This trend of African-Americans overwhelmingly voting for Democrats is not new. In 2004, Sen. John Kerry won the black vote by 77 points over President George W. Bush. In 2000, Vice President Al Gore won by 81 points. And in 1996, President Bill Clinton won the black vote by 72 points over Sen. Bob Dole.
By all measures, the Obama-versus-Romney race is expected to be tight. In swing states -- especially those with large African-American populations -- the black vote could make a difference.
For example, in 2008 in North Carolina, Obama won the state by just over 14,000 votes -- helped, in part, by 95% of African-Americans there voting for him.
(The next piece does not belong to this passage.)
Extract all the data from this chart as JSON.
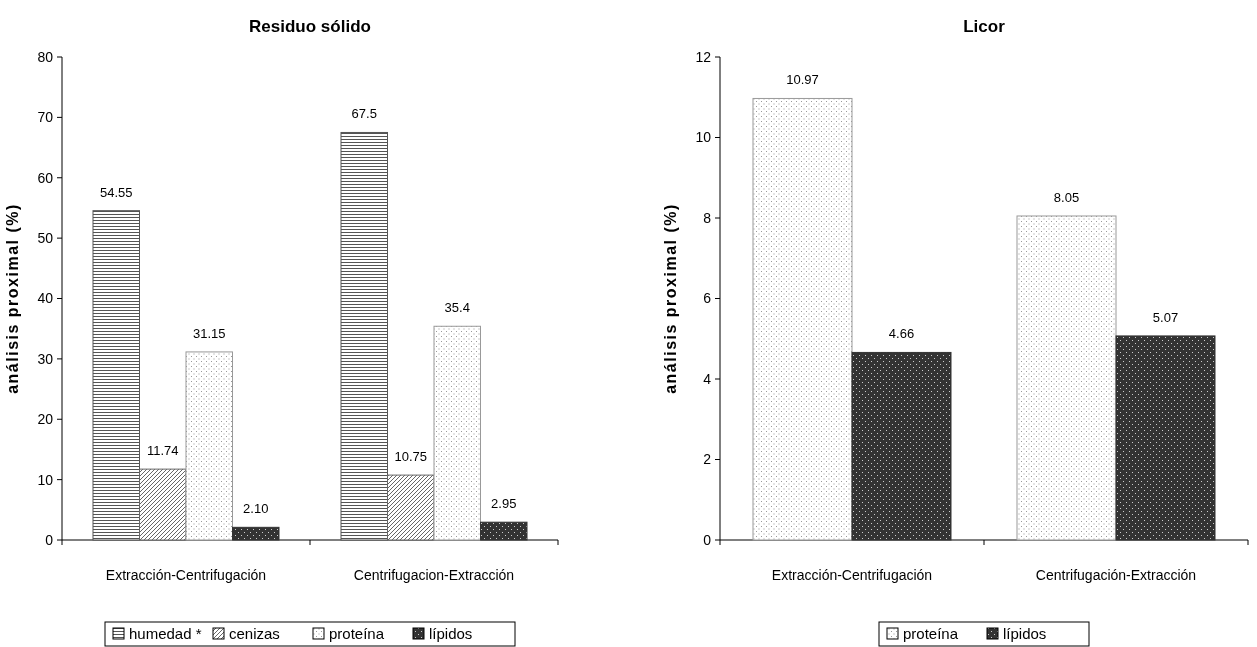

Similar scenarios played out in other battleground states with high black populations, like Florida, Ohio and Virginia.
That said, Shelton of the NAACP said he feels that Romney could "surely" capture more black votes if the candidate offers economic proposals that appeal to the community.
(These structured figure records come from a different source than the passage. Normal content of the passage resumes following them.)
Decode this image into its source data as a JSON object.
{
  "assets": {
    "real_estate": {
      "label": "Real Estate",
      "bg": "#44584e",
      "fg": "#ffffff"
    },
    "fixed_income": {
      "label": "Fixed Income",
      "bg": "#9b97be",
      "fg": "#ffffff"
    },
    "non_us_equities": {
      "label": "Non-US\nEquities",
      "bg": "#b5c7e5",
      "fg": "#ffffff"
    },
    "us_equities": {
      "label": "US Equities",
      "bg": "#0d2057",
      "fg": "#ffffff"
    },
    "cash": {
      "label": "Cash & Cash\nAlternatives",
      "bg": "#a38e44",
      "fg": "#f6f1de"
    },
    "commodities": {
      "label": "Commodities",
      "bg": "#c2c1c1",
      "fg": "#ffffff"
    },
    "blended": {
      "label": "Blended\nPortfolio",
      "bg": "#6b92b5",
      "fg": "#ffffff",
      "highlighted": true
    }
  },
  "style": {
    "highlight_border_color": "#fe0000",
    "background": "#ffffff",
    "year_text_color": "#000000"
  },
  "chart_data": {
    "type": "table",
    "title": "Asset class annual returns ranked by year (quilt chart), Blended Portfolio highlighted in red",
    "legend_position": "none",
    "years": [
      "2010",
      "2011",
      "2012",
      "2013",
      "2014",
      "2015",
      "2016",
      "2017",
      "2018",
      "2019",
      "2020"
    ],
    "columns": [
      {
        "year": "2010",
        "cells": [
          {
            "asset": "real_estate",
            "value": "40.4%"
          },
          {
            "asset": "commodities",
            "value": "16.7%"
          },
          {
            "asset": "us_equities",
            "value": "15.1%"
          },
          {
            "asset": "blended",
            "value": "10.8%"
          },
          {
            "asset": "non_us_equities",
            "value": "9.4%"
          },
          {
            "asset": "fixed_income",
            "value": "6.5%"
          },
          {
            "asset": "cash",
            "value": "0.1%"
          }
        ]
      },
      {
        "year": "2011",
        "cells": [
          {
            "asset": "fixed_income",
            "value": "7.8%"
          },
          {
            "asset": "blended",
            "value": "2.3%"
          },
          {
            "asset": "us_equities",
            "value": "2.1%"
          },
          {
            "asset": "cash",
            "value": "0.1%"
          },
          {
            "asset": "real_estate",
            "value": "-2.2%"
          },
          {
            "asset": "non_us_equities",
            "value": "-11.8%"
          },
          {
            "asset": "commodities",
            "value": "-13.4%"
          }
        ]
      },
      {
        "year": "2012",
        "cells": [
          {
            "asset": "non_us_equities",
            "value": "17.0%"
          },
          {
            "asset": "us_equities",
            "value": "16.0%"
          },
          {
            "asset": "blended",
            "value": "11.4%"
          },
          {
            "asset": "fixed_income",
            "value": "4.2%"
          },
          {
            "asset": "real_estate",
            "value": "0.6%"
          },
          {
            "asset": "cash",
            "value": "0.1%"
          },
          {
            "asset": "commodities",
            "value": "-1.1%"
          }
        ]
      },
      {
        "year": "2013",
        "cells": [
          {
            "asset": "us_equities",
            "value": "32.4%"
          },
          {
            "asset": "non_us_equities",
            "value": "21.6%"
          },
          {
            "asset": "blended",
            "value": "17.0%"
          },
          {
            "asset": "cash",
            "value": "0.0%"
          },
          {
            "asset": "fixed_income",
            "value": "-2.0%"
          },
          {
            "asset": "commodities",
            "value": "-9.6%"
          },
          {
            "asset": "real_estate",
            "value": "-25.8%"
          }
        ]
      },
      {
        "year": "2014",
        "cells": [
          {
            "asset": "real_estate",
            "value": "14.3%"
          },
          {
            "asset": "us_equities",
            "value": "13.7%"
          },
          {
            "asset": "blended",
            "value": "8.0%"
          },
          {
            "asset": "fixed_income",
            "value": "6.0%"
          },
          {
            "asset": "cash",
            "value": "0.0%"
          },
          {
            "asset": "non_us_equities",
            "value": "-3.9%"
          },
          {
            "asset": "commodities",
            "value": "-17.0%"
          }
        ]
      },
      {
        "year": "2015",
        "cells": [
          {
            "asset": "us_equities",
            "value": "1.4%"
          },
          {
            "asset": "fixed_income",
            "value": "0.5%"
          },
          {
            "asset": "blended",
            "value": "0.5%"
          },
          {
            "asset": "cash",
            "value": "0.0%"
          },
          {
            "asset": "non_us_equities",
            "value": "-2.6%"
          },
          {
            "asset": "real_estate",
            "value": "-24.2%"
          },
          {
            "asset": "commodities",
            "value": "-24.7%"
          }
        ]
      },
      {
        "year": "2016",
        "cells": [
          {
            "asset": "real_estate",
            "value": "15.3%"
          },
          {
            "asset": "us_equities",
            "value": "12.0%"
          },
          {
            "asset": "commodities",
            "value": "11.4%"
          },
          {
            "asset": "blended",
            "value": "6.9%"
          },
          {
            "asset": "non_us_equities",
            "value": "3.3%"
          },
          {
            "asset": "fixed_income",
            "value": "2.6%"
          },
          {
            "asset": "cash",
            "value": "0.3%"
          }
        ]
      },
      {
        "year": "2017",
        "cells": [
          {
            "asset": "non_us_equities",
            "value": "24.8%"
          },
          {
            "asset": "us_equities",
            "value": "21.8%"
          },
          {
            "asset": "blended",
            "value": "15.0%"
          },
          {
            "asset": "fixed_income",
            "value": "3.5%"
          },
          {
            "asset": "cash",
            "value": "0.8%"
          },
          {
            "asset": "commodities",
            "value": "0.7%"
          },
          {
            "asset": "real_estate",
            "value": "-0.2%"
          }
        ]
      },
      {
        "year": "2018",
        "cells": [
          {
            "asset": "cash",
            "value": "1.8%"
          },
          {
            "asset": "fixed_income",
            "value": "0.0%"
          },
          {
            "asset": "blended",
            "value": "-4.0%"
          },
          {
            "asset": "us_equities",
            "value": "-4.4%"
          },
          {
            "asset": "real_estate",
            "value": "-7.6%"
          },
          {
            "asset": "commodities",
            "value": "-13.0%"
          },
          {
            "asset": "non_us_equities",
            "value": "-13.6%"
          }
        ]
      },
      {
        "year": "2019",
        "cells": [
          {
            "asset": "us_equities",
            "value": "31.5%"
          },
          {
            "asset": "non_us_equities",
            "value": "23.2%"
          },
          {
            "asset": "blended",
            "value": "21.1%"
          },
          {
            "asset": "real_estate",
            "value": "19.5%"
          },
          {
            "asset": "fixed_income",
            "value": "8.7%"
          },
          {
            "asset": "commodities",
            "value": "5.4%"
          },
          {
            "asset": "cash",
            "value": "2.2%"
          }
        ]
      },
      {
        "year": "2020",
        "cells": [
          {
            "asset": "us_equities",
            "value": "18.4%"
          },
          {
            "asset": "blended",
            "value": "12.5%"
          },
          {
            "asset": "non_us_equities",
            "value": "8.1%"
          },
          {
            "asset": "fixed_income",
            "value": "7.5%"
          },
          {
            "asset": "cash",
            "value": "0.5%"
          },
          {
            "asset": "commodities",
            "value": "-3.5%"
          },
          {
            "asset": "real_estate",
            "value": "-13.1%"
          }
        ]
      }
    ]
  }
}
"African-Americans, like every other demographic in our country ... vote their economic interests," she said. "We want to know that the plan that you have to address the issue of unemployment in our society will also reach us; that we'll see a tailored plan that will recognize that disparity and show us how you make sure we move the entire country forward, but also eliminate that disparity in the process."
He added, "Our history has shown us that when African-Americans came out of slavery, African-Americans overwhelmingly voted Republican ... because Abraham Lincoln was a Republican. Abraham Lincoln moved the policy that freed them from the bondages of slavery."